Ayelia lets out a deep breath. “I’m not sure either. I thought you’d get much angrier at him. But I suppose I shouldn’t call it a success yet.”
(Ayelia promptly rolled a successful persuasion check despite having no training in it, as such, nor being statted for it)
“Why not just have any challenge or comparison between the two of you not be a guild event? There’s no rule saying you can’t display your skills only in certified events notarized in triplicate by a Guild bureaucrat, is there? And if there is… well… you’re not about to let a parchment-shuffler tell you what you can and can’t do, are you?” Ayelia asks.
“Sparring! A bit of the old hack and slash!” the Guildsman seems oblivious to the world. Salle, smiling, unbuckles her montante and hands it off to Ayelia. She accepts a wooden greatsword in its place–as she guessed, it handles about the same.
“You…” Donnel splutters, in the lead. “You…”
“I would like to take this opportunity to offer my services as an instructor,” Salle cuts across him. “It seems I am sorely needed.”
“Maybe we could sell it as getting an edge over the competition to the other two?” Ayelia suggests, smiling hesitantly.

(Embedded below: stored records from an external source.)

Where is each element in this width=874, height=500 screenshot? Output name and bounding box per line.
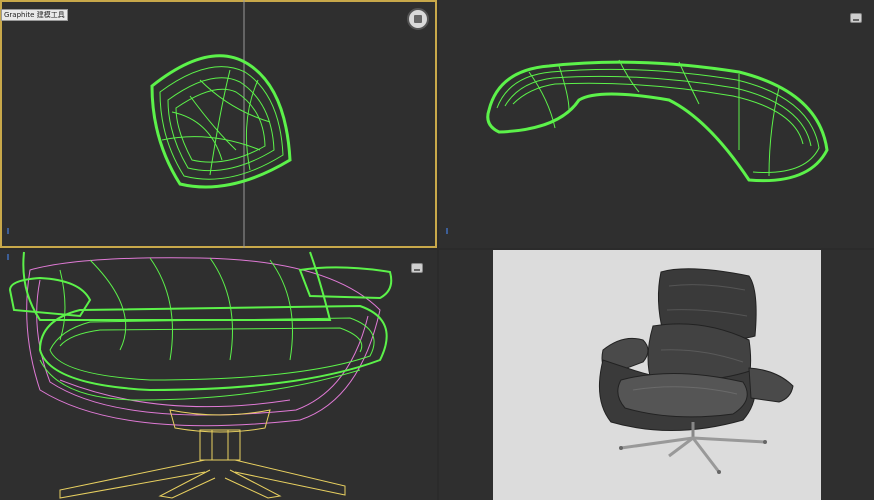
viewcube-icon[interactable] (850, 13, 862, 23)
axis-tripod-icon (7, 254, 9, 260)
viewcube-icon[interactable] (411, 263, 423, 273)
lounge-chair-render (598, 268, 794, 474)
viewport-top-right[interactable] (439, 0, 874, 248)
viewcube-home-icon[interactable] (407, 8, 429, 30)
viewport-bottom-right[interactable] (439, 250, 874, 500)
axis-tripod-icon (446, 228, 448, 234)
render-frame (493, 250, 821, 500)
viewport-top-left[interactable]: Graphite 建模工具 (0, 0, 437, 248)
cushion-wireframe (150, 0, 292, 248)
viewport-bottom-left[interactable] (0, 250, 437, 500)
chair-wireframe (8, 251, 393, 499)
graphite-toolbar-label[interactable]: Graphite 建模工具 (1, 9, 68, 21)
armrest-wireframe (486, 59, 829, 183)
axis-tripod-icon (7, 228, 9, 234)
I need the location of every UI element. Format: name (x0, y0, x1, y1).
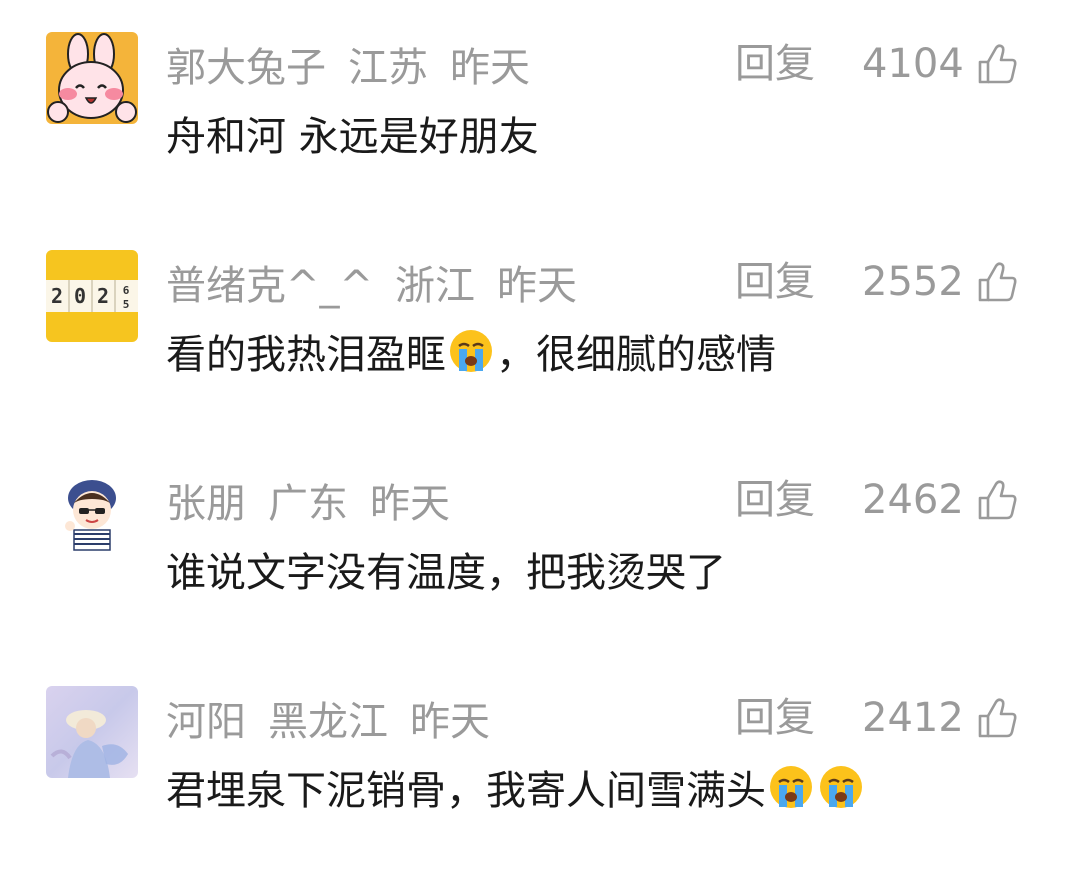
location: 广东 (268, 481, 348, 527)
comment-text-part: ，很细腻的感情 (496, 332, 776, 378)
comment-item: 2 0 2 6 5 普绪克^_^ 浙江 昨天 回复 2552 看的我热泪盈眶 ，… (0, 250, 1080, 450)
calendar-2025-avatar-image: 2 0 2 6 5 (46, 250, 138, 342)
thumbs-up-icon (978, 262, 1017, 302)
reply-button[interactable]: 回复 (735, 36, 815, 92)
crying-face-icon (767, 763, 815, 811)
like-button[interactable]: 2462 (862, 472, 1020, 528)
timestamp: 昨天 (370, 481, 450, 527)
like-button[interactable]: 4104 (862, 36, 1020, 92)
comment-text: 君埋泉下泥销骨，我寄人间雪满头 (166, 756, 866, 818)
timestamp: 昨天 (497, 263, 578, 309)
bunny-avatar-image (46, 32, 138, 124)
painting-avatar-image (46, 686, 138, 778)
crying-face-icon (817, 763, 865, 811)
comment-text-part: 看的我热泪盈眶 (166, 332, 446, 378)
comment-meta: 郭大兔子 江苏 昨天 (166, 36, 530, 92)
comment-text-part: 谁说文字没有温度，把我烫哭了 (166, 550, 726, 596)
like-count: 2412 (862, 695, 964, 741)
username[interactable]: 郭大兔子 (166, 35, 326, 93)
svg-text:0: 0 (74, 284, 86, 308)
thumbs-up-icon (978, 480, 1017, 520)
username[interactable]: 张朋 (166, 471, 246, 529)
thumbs-up-icon (978, 44, 1017, 84)
like-count: 2552 (862, 259, 964, 305)
avatar[interactable] (46, 686, 138, 778)
avatar[interactable] (46, 468, 138, 560)
svg-text:6: 6 (123, 284, 130, 297)
like-count: 4104 (862, 41, 964, 87)
comment-text: 谁说文字没有温度，把我烫哭了 (166, 538, 726, 600)
crying-face-icon (447, 327, 495, 375)
reply-button[interactable]: 回复 (735, 254, 815, 310)
avatar[interactable] (46, 32, 138, 124)
timestamp: 昨天 (450, 45, 530, 91)
location: 浙江 (395, 263, 476, 309)
like-button[interactable]: 2412 (862, 690, 1020, 746)
svg-text:2: 2 (51, 284, 63, 308)
username[interactable]: 河阳 (166, 689, 246, 747)
location: 黑龙江 (268, 699, 388, 745)
comment-text: 舟和河 永远是好朋友 (166, 102, 539, 164)
svg-text:2: 2 (97, 284, 109, 308)
like-count: 2462 (862, 477, 964, 523)
comment-text: 看的我热泪盈眶 ，很细腻的感情 (166, 320, 776, 382)
comment-item: 郭大兔子 江苏 昨天 回复 4104 舟和河 永远是好朋友 (0, 32, 1080, 232)
comment-text-part: 舟和河 永远是好朋友 (166, 114, 539, 160)
location: 江苏 (348, 45, 428, 91)
comment-meta: 张朋 广东 昨天 (166, 472, 450, 528)
reply-button[interactable]: 回复 (735, 690, 815, 746)
comment-item: 河阳 黑龙江 昨天 回复 2412 君埋泉下泥销骨，我寄人间雪满头 (0, 686, 1080, 886)
svg-text:5: 5 (123, 298, 130, 311)
username[interactable]: 普绪克^_^ (166, 253, 373, 311)
avatar[interactable]: 2 0 2 6 5 (46, 250, 138, 342)
like-button[interactable]: 2552 (862, 254, 1020, 310)
cartoon-boy-avatar-image (46, 468, 138, 560)
comment-item: 张朋 广东 昨天 回复 2462 谁说文字没有温度，把我烫哭了 (0, 468, 1080, 668)
comment-meta: 河阳 黑龙江 昨天 (166, 690, 490, 746)
comment-meta: 普绪克^_^ 浙江 昨天 (166, 254, 577, 310)
timestamp: 昨天 (410, 699, 490, 745)
thumbs-up-icon (978, 698, 1017, 738)
reply-button[interactable]: 回复 (735, 472, 815, 528)
comment-text-part: 君埋泉下泥销骨，我寄人间雪满头 (166, 768, 766, 814)
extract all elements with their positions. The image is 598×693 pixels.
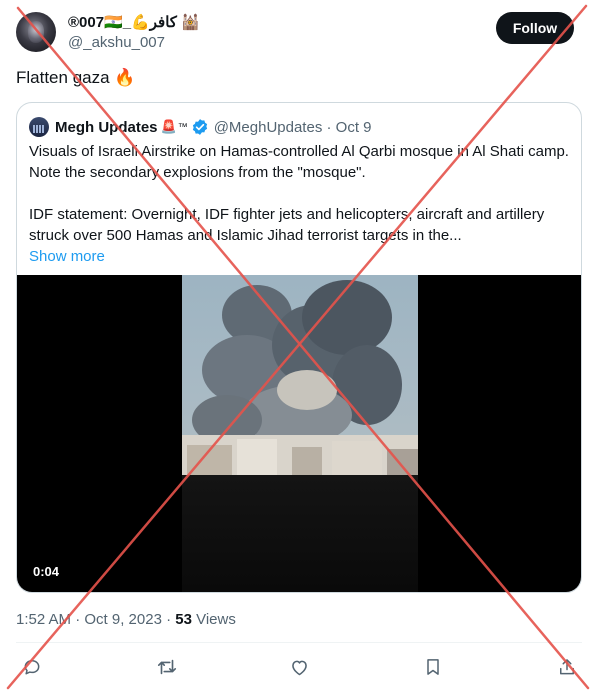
author-display-name[interactable]: ®007🇮🇳_💪كافر 🕍 xyxy=(68,13,200,31)
show-more-link[interactable]: Show more xyxy=(29,246,574,267)
quoted-body-line: struck over 500 Hamas and Islamic Jihad … xyxy=(29,227,462,244)
explosion-video-frame xyxy=(182,275,418,475)
quoted-tweet-body: Visuals of Israeli Airstrike on Hamas-co… xyxy=(29,141,574,267)
video-player[interactable]: 0:04 xyxy=(17,275,581,592)
retweet-icon[interactable] xyxy=(155,655,179,679)
views-label: Views xyxy=(191,611,236,628)
follow-button[interactable]: Follow xyxy=(496,12,574,44)
tweet-meta: 1:52 AM · Oct 9, 2023 · 53 Views xyxy=(16,611,236,628)
quoted-tweet-card[interactable]: Megh Updates 🚨 ™ @MeghUpdates · Oct 9 Vi… xyxy=(16,102,582,593)
video-time-badge: 0:04 xyxy=(27,562,66,581)
bookmark-icon[interactable] xyxy=(421,655,445,679)
like-icon[interactable] xyxy=(287,655,311,679)
views-count: 53 xyxy=(175,611,192,628)
quoted-author-name[interactable]: Megh Updates xyxy=(55,119,158,136)
author-avatar[interactable] xyxy=(16,12,56,52)
trademark-symbol: ™ xyxy=(177,121,188,133)
tweet-actions-bar xyxy=(0,655,598,683)
quoted-body-line: IDF statement: Overnight, IDF fighter je… xyxy=(29,206,545,223)
quoted-tweet-header: Megh Updates 🚨 ™ @MeghUpdates · Oct 9 xyxy=(29,117,372,137)
quoted-body-line: Note the secondary explosions from the "… xyxy=(29,164,366,181)
actions-divider xyxy=(16,642,582,643)
quoted-body-line: Visuals of Israeli Airstrike on Hamas-co… xyxy=(29,143,569,160)
tweet-text: Flatten gaza 🔥 xyxy=(16,68,136,87)
siren-emoji: 🚨 xyxy=(160,119,177,134)
reply-icon[interactable] xyxy=(20,655,44,679)
author-handle[interactable]: @_akshu_007 xyxy=(68,34,165,51)
video-lower-area xyxy=(182,475,418,592)
tweet-time-date[interactable]: 1:52 AM · Oct 9, 2023 · xyxy=(16,611,175,628)
quoted-author-avatar[interactable] xyxy=(29,117,49,137)
share-icon[interactable] xyxy=(555,655,579,679)
quoted-handle-date: @MeghUpdates · Oct 9 xyxy=(213,118,372,136)
verified-icon xyxy=(191,118,209,136)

“Very well,” Salle says, “This may seem odd to say, but there is a degree of subtlety to striking with maximum force. It starts down in the hips, you see, you must engage them much more strongly than you otherwise would and let that motion drive your arm. It will feel as if you’re not using your upper body at all…” So it is that with three sets of successful rolls, Salle teaches Ayelia the Cleave skill.
(Author’s Note: Cleave in this system is just “hit for super high damage” as opposed to D&D 3.5E’s version.)